Researchers have long struggled to differentiate the depression associated with bipolar from the depression that comes with major depression. A new study suggests that the sadness associated with depression and bipolar is different, though.
Researchers compared 42 people with depression to 35 with bipolar. The control group consisted of 36 people without either condition. The researchers then showed participants photos of people feeling various emotions while the participants were hooked up to a functional magnetic resonance imaging (fMRI) machine. Participants were then instructed to either feel the emotion depicted in the photo or to distance themselves from the photo. Those with bipolar had more difficulties regulating happy and sad emotions when they felt “normal.” When they were depressed, both groups performed about the same.
The brain scans revealed significant differences in emotional regulation. Bipolar participants who weren’t depressed had more brain activity in a brain region called the dorsolateral prefrontal cortex. This area is thought to be involved in the regulation of emotions, suggesting that bipolar brains may have to work harder to control their emotions. When they were depressed, bipolar participants had decreased activity in this brain region.

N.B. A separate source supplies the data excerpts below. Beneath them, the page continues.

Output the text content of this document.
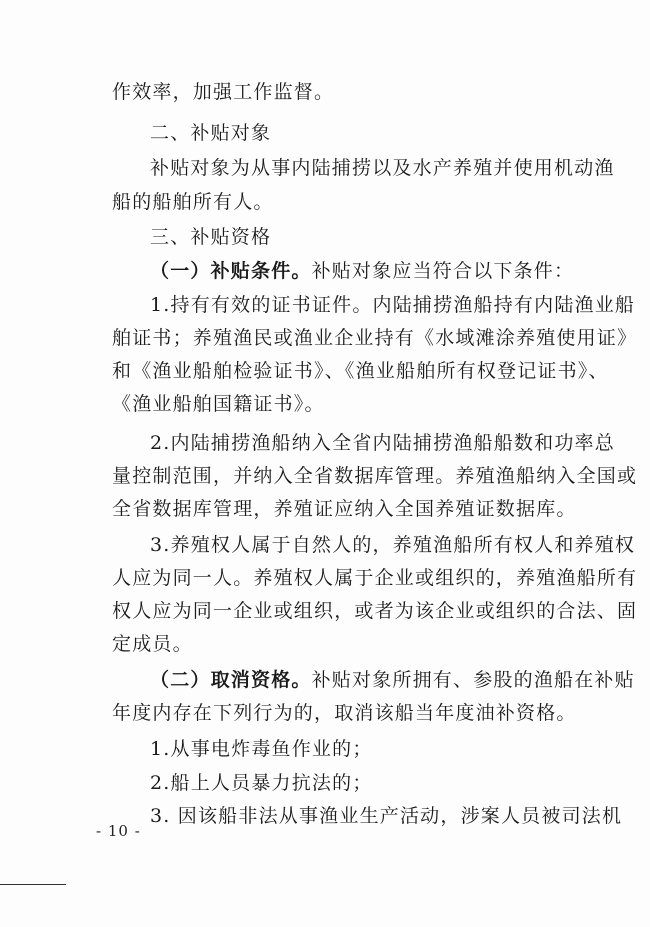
作效率，加强工作监督。
二、补贴对象
补贴对象为从事内陆捕捞以及水产养殖并使用机动渔
船的船舶所有人。
三、补贴资格
（一）补贴条件。补贴对象应当符合以下条件：
1.持有有效的证书证件。内陆捕捞渔船持有内陆渔业船
舶证书；养殖渔民或渔业企业持有《水域滩涂养殖使用证》
和《渔业船舶检验证书》、《渔业船舶所有权登记证书》、
《渔业船舶国籍证书》。
2.内陆捕捞渔船纳入全省内陆捕捞渔船船数和功率总
量控制范围，并纳入全省数据库管理。养殖渔船纳入全国或
全省数据库管理，养殖证应纳入全国养殖证数据库。
3.养殖权人属于自然人的，养殖渔船所有权人和养殖权
人应为同一人。养殖权人属于企业或组织的，养殖渔船所有
权人应为同一企业或组织，或者为该企业或组织的合法、固
定成员。
（二）取消资格。补贴对象所拥有、参股的渔船在补贴
年度内存在下列行为的，取消该船当年度油补资格。
1.从事电炸毒鱼作业的；
2.船上人员暴力抗法的；
3. 因该船非法从事渔业生产活动，涉案人员被司法机
- 10 -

Welcome to Me is a new movie that features a woman with borderline personality who creates a talk show about herself. The results are predictably painful to watch, from the moment she enters the set on a swan float and right up through her public discussions of her most painful moments. At first, viewers may laugh at the protagonist’s struggles, but as her pain becomes more real, the movie begins to show the multiple sides of life with a personality disorder.
Traci Ruble and Lily Stone, two San Francisco area therapists, are working to destigmatize therapy and mental illness. In honor of Mental Health Awareness Month, the pair offered 15-minute therapy sessions to passersby, and managed to organize two dozen therapists and two nuns to do the same. The project, funded in part by a Kickstarter campaign, has already drawn the interest of other cities, and Stone and Ruble say they may make it an annual event.
According to the World Health Organization, the measles vaccine may provide additional immunity to some other infections. Initially researchers thought this benefit was the product of the short-term immunosuppression that results from the vaccine. Now, though, the WHO suggests that the vaccine could improve the immune system for as long as five years. In countries where measles vaccines are widespread, the injection has decreased childhood mortality by 30% to 50%. In impoverished areas, the figure may be as high as 90%.
The World Health Organization (WHO) is encouraging journalists to avoid the use of emotionally charged disease names such as swine flu and Rift Valley Fever. According to the organization, these names can increase the stigma associated with a disease, in addition to insulting the people, places, and animals for which the disease is named. The WHO’s guidelines for naming future diseases now suggest that the names should not include names of people or geographic regions, animal or food names, or “terms that incite undue fear.”
A red, flushed face can be a telltale anger giveaway, but a new study suggests that wearing red clothes may have the same effect for men. When 100 study participants looked at photos of men in red shirts, they rated the men as more aggressive than those in gray or blue shirts.
Last fall, Creed’s Scott Stapp released a controversial video in which he claimed he was penniless and that his family was connected to the terrorist group ISIS. Though some viewers reacted with derision, others expressed concerned for Stapp’s mental health. Now, the singer says he is bipolar and that he was experiencing a psychotic break brought on by substance abuse. He says he’s now working through his issues with the help of therapy and a 12-step program, and that his sobriety is his first and most important priority.